The Georgia Library Association and the Georgia Association of Educators also went on record opposing the bill.

Supporters of the bill appeared at legislative hearings with parents who objected to the teaching of Margaret Atwood’s The Handmaid’s Tale, which had been assigned at Roswell High School.

Noelle Kahaian informed the Senate Judiciary Committee that Atwood’s award-winning dystopian novel was “garbage” and expressed dismay that the graphic novel adaptation makes it even more accessible to juvenile audiences.

Another parent testified that her request to ban The Handmaid’s Tale was rejected by a panel of staff and parents that met in the school library. “Every school district is exhibiting obscene materials to minors,” she said.

Bernath provided details about the book challenge process for her district and stated that the parent who objected to The Handmaid’s Tale did not follow the process through to the end.

The bill was withdrawn from consideration by the House on March 31.

Reported in: The Atlanta Journal-Constitution, March 26, 2021; LegiScan, March 31, 2021.

Privacy

Nationwide

The American Civil Liberties Union (ACLU) and more than 40 other civil rights groups—including the American Library Association and Freedom to Read Foundation—urged President Biden to issue an executive order halting the federal government’s use of facial recognition technology (FRT).

A statement issued by the organization characterized FRT as “extraordinarily dangerous to core freedoms even if it worked perfectly.” Worse than this, the dangers associated with the technology are not evenly distributed.

Kate Ruane, senior legislative counsel for the ACLU, said FRT “disproportionately misidentifies people of color, women, trans people, and other marginalized groups.”

The joint statement asserted that FRT enables the government “to keep a running record of every person’s public movement, habit, and association.” The statement also noted the chilling effect of pervasive surveillance.

“If the government can track everyone who goes to a place of worship, attends a political rally, or seeks healthcare for reproductive health or substance use, we lose our freedom to speak our minds, freely criticize the government, pray to the god we want, and access healthcare in private.”

This is not merely hypothetical. The statement cited that it was being done now and without meaningful oversight.

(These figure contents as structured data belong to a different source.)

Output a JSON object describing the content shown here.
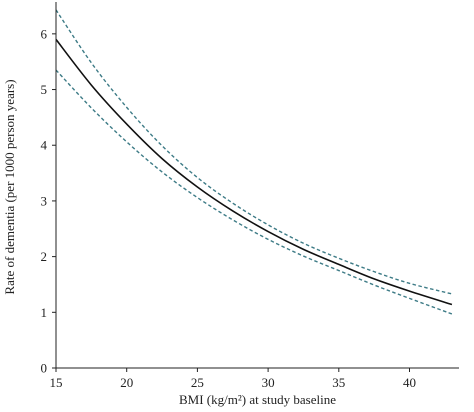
{
  "chart_data": {
    "type": "line",
    "title": "",
    "xlabel": "BMI (kg/m²) at study baseline",
    "ylabel": "Rate of dementia (per 1000 person years)",
    "xlim": [
      15,
      43.5
    ],
    "ylim": [
      0,
      6.5
    ],
    "xticks": [
      15,
      20,
      25,
      30,
      35,
      40
    ],
    "yticks": [
      0,
      1,
      2,
      3,
      4,
      5,
      6
    ],
    "grid": false,
    "legend": "none",
    "series": [
      {
        "role": "estimate",
        "color": "#111111",
        "style": "solid",
        "x": [
          15,
          17.5,
          20,
          22.5,
          25,
          27.5,
          30,
          32.5,
          35,
          37.5,
          40,
          43
        ],
        "y": [
          5.9,
          5.08,
          4.38,
          3.76,
          3.25,
          2.82,
          2.45,
          2.13,
          1.86,
          1.6,
          1.38,
          1.14
        ]
      },
      {
        "role": "upper-ci",
        "color": "#3d7b86",
        "style": "dashed",
        "x": [
          15,
          17.5,
          20,
          22.5,
          25,
          27.5,
          30,
          32.5,
          35,
          37.5,
          40,
          43
        ],
        "y": [
          6.43,
          5.48,
          4.68,
          3.99,
          3.42,
          2.96,
          2.57,
          2.24,
          1.97,
          1.73,
          1.52,
          1.33
        ]
      },
      {
        "role": "lower-ci",
        "color": "#3d7b86",
        "style": "dashed",
        "x": [
          15,
          17.5,
          20,
          22.5,
          25,
          27.5,
          30,
          32.5,
          35,
          37.5,
          40,
          43
        ],
        "y": [
          5.35,
          4.67,
          4.06,
          3.52,
          3.06,
          2.66,
          2.31,
          2.01,
          1.75,
          1.49,
          1.25,
          0.97
        ]
      }
    ]
  }
}
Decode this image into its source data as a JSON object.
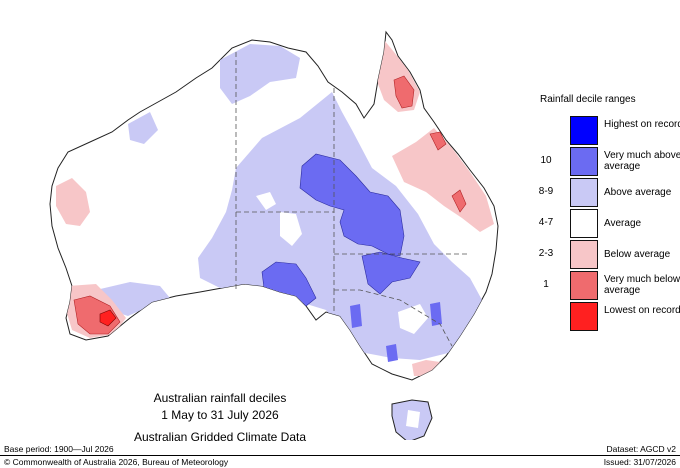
{
  "map": {
    "caption": [
      "Australian rainfall deciles",
      "1 May to 31 July 2026",
      "Australian Gridded Climate Data"
    ],
    "colors": {
      "highest": "#0000ff",
      "very_much_above": "#6b6bf2",
      "above": "#c9c9f5",
      "average": "#ffffff",
      "below": "#f7c6c8",
      "very_much_below": "#ef6b6e",
      "lowest": "#ff2020",
      "land_outline": "#222222",
      "state_border": "#555555"
    }
  },
  "legend": {
    "title": "Rainfall decile ranges",
    "items": [
      {
        "range": "",
        "label": "Highest on record",
        "color": "#0000ff"
      },
      {
        "range": "10",
        "label": "Very much above average",
        "color": "#6b6bf2"
      },
      {
        "range": "8-9",
        "label": "Above average",
        "color": "#c9c9f5"
      },
      {
        "range": "4-7",
        "label": "Average",
        "color": "#ffffff"
      },
      {
        "range": "2-3",
        "label": "Below average",
        "color": "#f7c6c8"
      },
      {
        "range": "1",
        "label": "Very much below average",
        "color": "#ef6b6e"
      },
      {
        "range": "",
        "label": "Lowest on record",
        "color": "#ff2020"
      }
    ]
  },
  "footer": {
    "base_period": "Base period: 1900—Jul 2026",
    "dataset": "Dataset: AGCD v2",
    "copyright": "© Commonwealth of Australia 2026, Bureau of Meteorology",
    "issued": "Issued: 31/07/2026"
  }
}
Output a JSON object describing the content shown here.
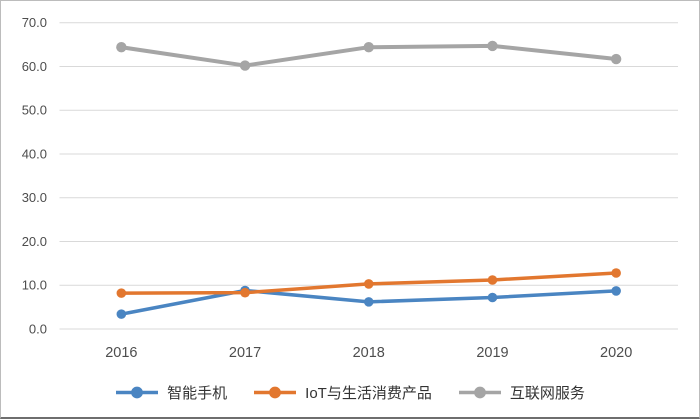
{
  "chart_data": {
    "type": "line",
    "title": "",
    "xlabel": "",
    "ylabel": "",
    "categories": [
      "2016",
      "2017",
      "2018",
      "2019",
      "2020"
    ],
    "series": [
      {
        "name": "智能手机",
        "color": "#4a85c2",
        "values": [
          3.4,
          8.8,
          6.2,
          7.2,
          8.7
        ]
      },
      {
        "name": "IoT与生活消费产品",
        "color": "#e2772f",
        "values": [
          8.2,
          8.3,
          10.3,
          11.2,
          12.8
        ]
      },
      {
        "name": "互联网服务",
        "color": "#a5a5a5",
        "values": [
          64.4,
          60.2,
          64.4,
          64.7,
          61.7
        ]
      }
    ],
    "ylim": [
      0,
      70
    ],
    "y_ticks": [
      "0.0",
      "10.0",
      "20.0",
      "30.0",
      "40.0",
      "50.0",
      "60.0",
      "70.0"
    ],
    "grid": true,
    "legend_position": "bottom",
    "gridline_color": "#d9d9d9",
    "tick_text_color": "#4d4d4d",
    "legend_text_color": "#333333"
  }
}
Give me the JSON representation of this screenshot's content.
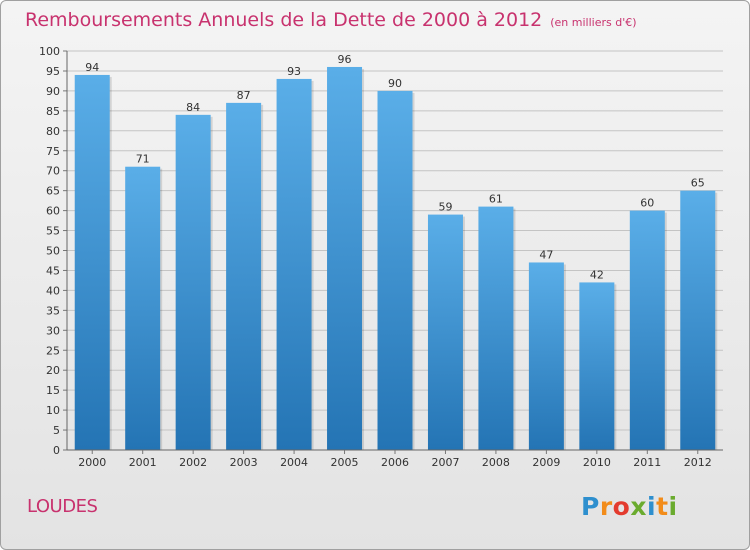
{
  "title": "Remboursements Annuels de la Dette de 2000 à 2012",
  "subtitle": "(en milliers d'€)",
  "commune": "LOUDES",
  "logo": {
    "text": "Proxiti",
    "letters": [
      {
        "ch": "P",
        "color": "#2e8fce"
      },
      {
        "ch": "r",
        "color": "#f28c1a"
      },
      {
        "ch": "o",
        "color": "#e33b2e"
      },
      {
        "ch": "x",
        "color": "#6aab2e"
      },
      {
        "ch": "i",
        "color": "#2e8fce"
      },
      {
        "ch": "t",
        "color": "#f28c1a"
      },
      {
        "ch": "i",
        "color": "#6aab2e"
      }
    ]
  },
  "colors": {
    "title": "#c8326e",
    "bar_top": "#5aaee8",
    "bar_bottom": "#2474b4",
    "grid": "#c4c4c4"
  },
  "chart_data": {
    "type": "bar",
    "categories": [
      "2000",
      "2001",
      "2002",
      "2003",
      "2004",
      "2005",
      "2006",
      "2007",
      "2008",
      "2009",
      "2010",
      "2011",
      "2012"
    ],
    "values": [
      94,
      71,
      84,
      87,
      93,
      96,
      90,
      59,
      61,
      47,
      42,
      60,
      65
    ],
    "ylim": [
      0,
      100
    ],
    "ytick_step": 5,
    "grid": true,
    "data_labels": true,
    "xlabel": "",
    "ylabel": ""
  }
}
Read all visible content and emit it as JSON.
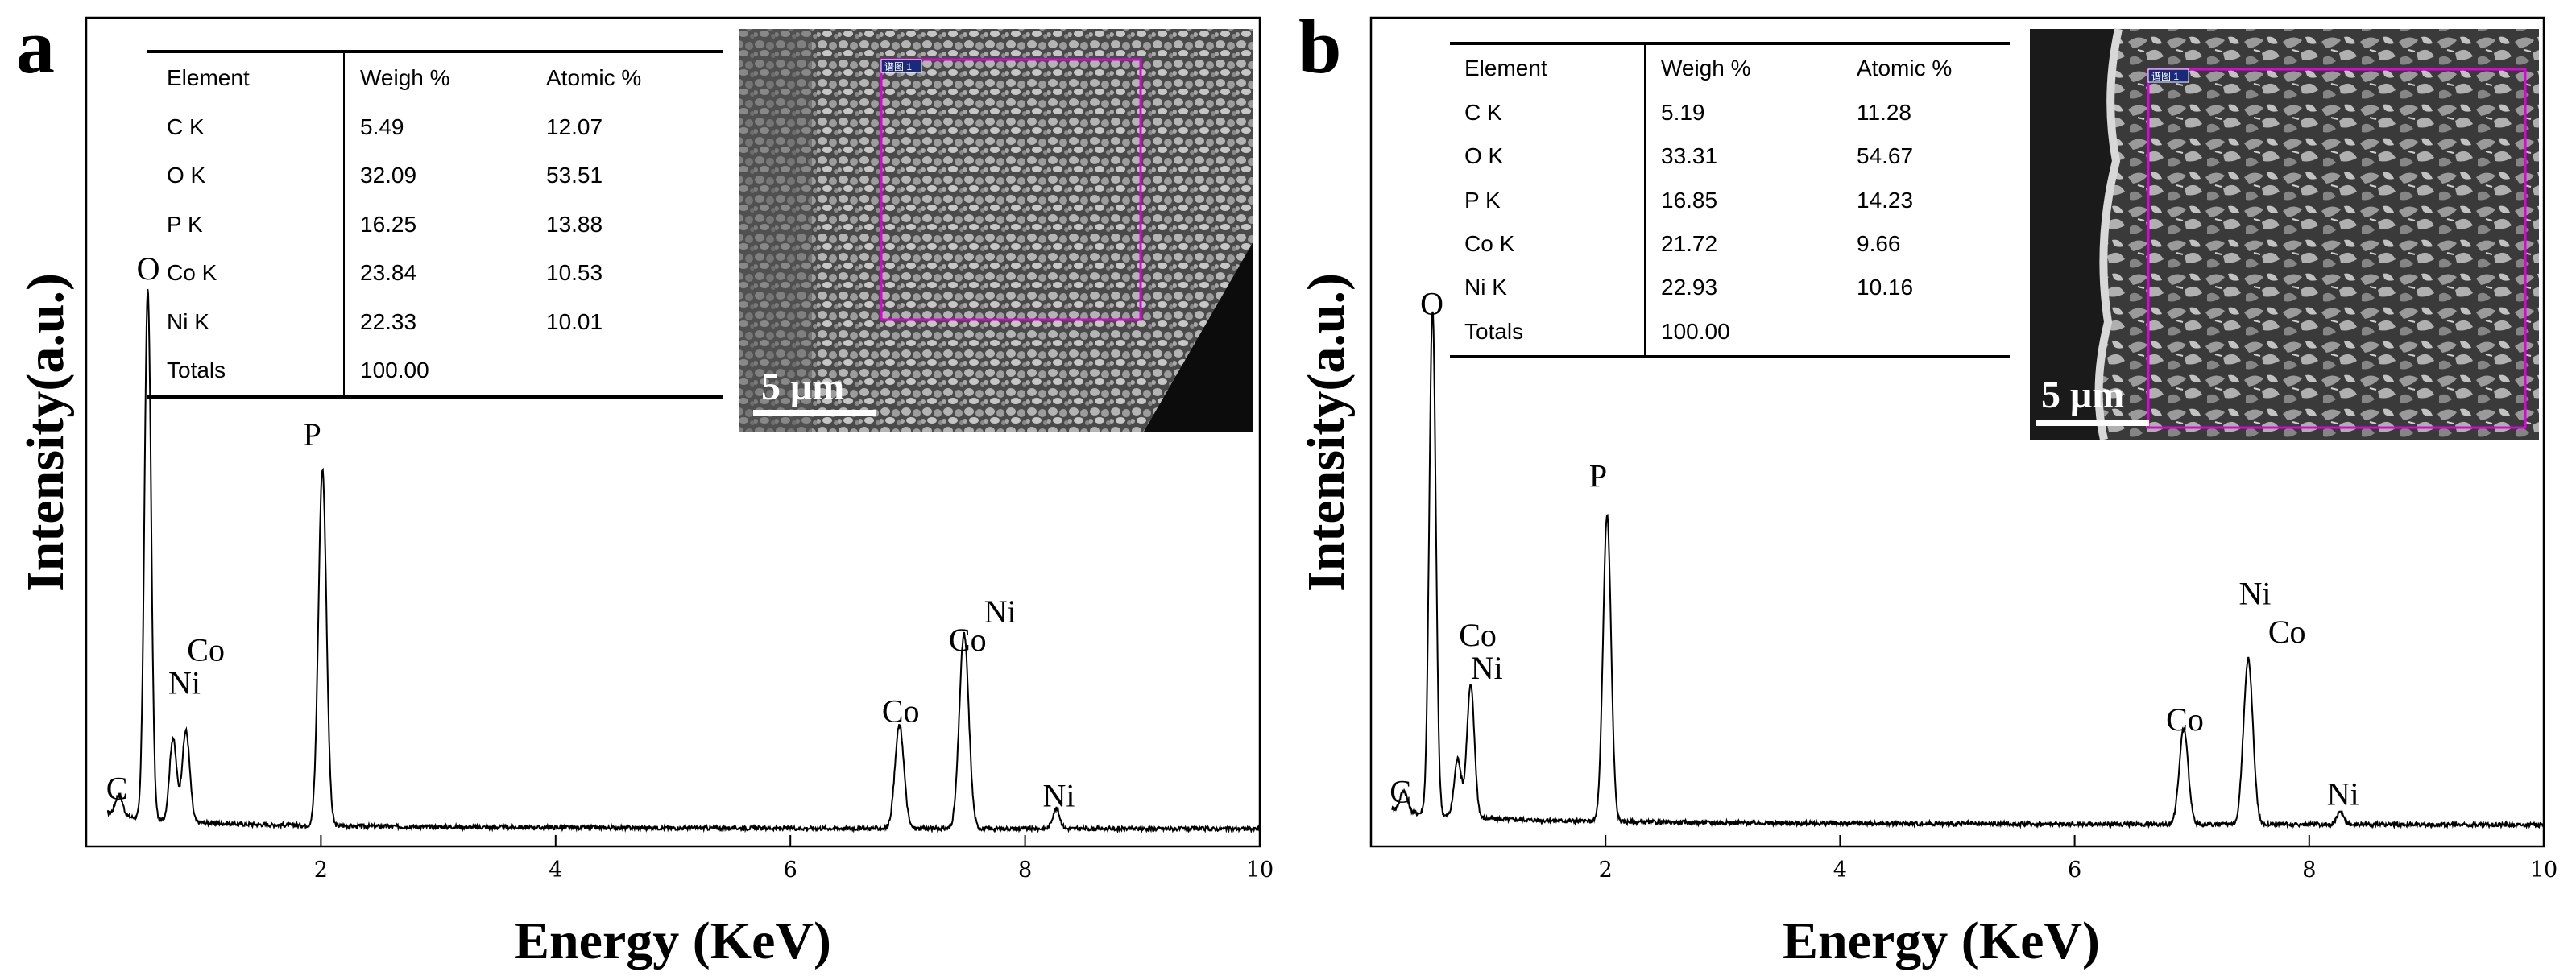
{
  "figure": "EDS spectra",
  "chart_data": [
    {
      "type": "line",
      "panel_label": "a",
      "xlabel": "Energy (KeV)",
      "ylabel": "Intensity(a.u.)",
      "xlim": [
        0,
        10
      ],
      "ylim": [
        0,
        100
      ],
      "xticks": [
        2,
        4,
        6,
        8,
        10
      ],
      "baseline": 2.0,
      "peaks": [
        {
          "x": 0.28,
          "h": 2.5,
          "w": 0.03
        },
        {
          "x": 0.525,
          "h": 64,
          "w": 0.028
        },
        {
          "x": 0.74,
          "h": 10,
          "w": 0.03
        },
        {
          "x": 0.85,
          "h": 11,
          "w": 0.032
        },
        {
          "x": 2.013,
          "h": 43,
          "w": 0.034
        },
        {
          "x": 6.93,
          "h": 12.5,
          "w": 0.038
        },
        {
          "x": 7.48,
          "h": 23.5,
          "w": 0.04
        },
        {
          "x": 8.265,
          "h": 2.4,
          "w": 0.03
        }
      ],
      "peak_labels": [
        {
          "text": "C",
          "x": 0.17,
          "y": 5.7
        },
        {
          "text": "O",
          "x": 0.43,
          "y": 68.4
        },
        {
          "text": "Ni",
          "x": 0.7,
          "y": 18.4
        },
        {
          "text": "Co",
          "x": 0.86,
          "y": 22.4
        },
        {
          "text": "P",
          "x": 1.85,
          "y": 48.4
        },
        {
          "text": "Co",
          "x": 6.78,
          "y": 15.0
        },
        {
          "text": "Co",
          "x": 7.35,
          "y": 23.6
        },
        {
          "text": "Ni",
          "x": 7.65,
          "y": 27.0
        },
        {
          "text": "Ni",
          "x": 8.15,
          "y": 4.8
        }
      ],
      "table": {
        "headers": [
          "Element",
          "Weigh %",
          "Atomic %"
        ],
        "rows": [
          [
            "C K",
            "5.49",
            "12.07"
          ],
          [
            "O K",
            "32.09",
            "53.51"
          ],
          [
            "P K",
            "16.25",
            "13.88"
          ],
          [
            "Co K",
            "23.84",
            "10.53"
          ],
          [
            "Ni K",
            "22.33",
            "10.01"
          ],
          [
            "Totals",
            "100.00",
            ""
          ]
        ]
      },
      "inset": {
        "scale_bar": "5 μm",
        "tag": "谱图 1"
      }
    },
    {
      "type": "line",
      "panel_label": "b",
      "xlabel": "Energy (KeV)",
      "ylabel": "Intensity(a.u.)",
      "xlim": [
        0,
        10
      ],
      "ylim": [
        0,
        100
      ],
      "xticks": [
        2,
        4,
        6,
        8,
        10
      ],
      "baseline": 2.5,
      "peaks": [
        {
          "x": 0.28,
          "h": 2.5,
          "w": 0.03
        },
        {
          "x": 0.525,
          "h": 61,
          "w": 0.028
        },
        {
          "x": 0.74,
          "h": 7,
          "w": 0.03
        },
        {
          "x": 0.85,
          "h": 16,
          "w": 0.032
        },
        {
          "x": 2.013,
          "h": 37,
          "w": 0.034
        },
        {
          "x": 6.93,
          "h": 11.5,
          "w": 0.038
        },
        {
          "x": 7.48,
          "h": 20,
          "w": 0.04
        },
        {
          "x": 8.265,
          "h": 1.5,
          "w": 0.03
        }
      ],
      "peak_labels": [
        {
          "text": "C",
          "x": 0.16,
          "y": 5.3
        },
        {
          "text": "O",
          "x": 0.42,
          "y": 64.2
        },
        {
          "text": "Co",
          "x": 0.75,
          "y": 24.2
        },
        {
          "text": "Ni",
          "x": 0.85,
          "y": 20.2
        },
        {
          "text": "P",
          "x": 1.86,
          "y": 43.4
        },
        {
          "text": "Co",
          "x": 6.78,
          "y": 14.0
        },
        {
          "text": "Ni",
          "x": 7.4,
          "y": 29.2
        },
        {
          "text": "Co",
          "x": 7.65,
          "y": 24.6
        },
        {
          "text": "Ni",
          "x": 8.15,
          "y": 5.0
        }
      ],
      "table": {
        "headers": [
          "Element",
          "Weigh %",
          "Atomic %"
        ],
        "rows": [
          [
            "C K",
            "5.19",
            "11.28"
          ],
          [
            "O K",
            "33.31",
            "54.67"
          ],
          [
            "P K",
            "16.85",
            "14.23"
          ],
          [
            "Co K",
            "21.72",
            "9.66"
          ],
          [
            "Ni K",
            "22.93",
            "10.16"
          ],
          [
            "Totals",
            "100.00",
            ""
          ]
        ]
      },
      "inset": {
        "scale_bar": "5 μm",
        "tag": "谱图 1"
      }
    }
  ]
}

One example included was the Detroit Police Department’s purchase and integration of FRT with its networked public surveillance camera system “in secret, without public debate, legislative authorization, or regulations to protect civil rights and liberties.”

In addition to requesting an executive order halting the federal government’s use of FRT, the groups also requested the Biden administration’s support for the Facial Recognition and Biometric Technology Moratorium Act.

Reported in: The Hill, February 17, 2021; ACLU, February 16, 2021.

Virginia

Governor Ralph Northam signed the Consumer Data Protection Act into law on March 2, 2021, making Virginia the second state to enact a consumer privacy bill.

When it takes effect on January 1, 2023, the law will allow Virginia residents to opt out of having their data collected or sold, and it will give them access to view, correct, and delete the data which companies have collected about them.

Virginia’s law is similar to one which went into effect in California last year, though it received much more support from the technology sector. Notably, the Consumer Data Protection Act does not allow individuals to bring lawsuits against companies for violations.

Several other states are considering similar legislation, including Washington, New Jersey, and Utah. As more states adopt such laws, pressure will increase for Congress to enact federal privacy legislation.

Privacy advocates urged Virginia lawmakers to strengthen consumer protections even further, including by adding a global opt-out browser setting to easily minimize data collection.

C.E. “Cliff” Hayes Jr., who introduced the bill, said he also wanted to propose legislation addressing privacy concerns related to artificial intelligence and facial recognition technology.

Reported in: The Washington Post, March 2, 2021.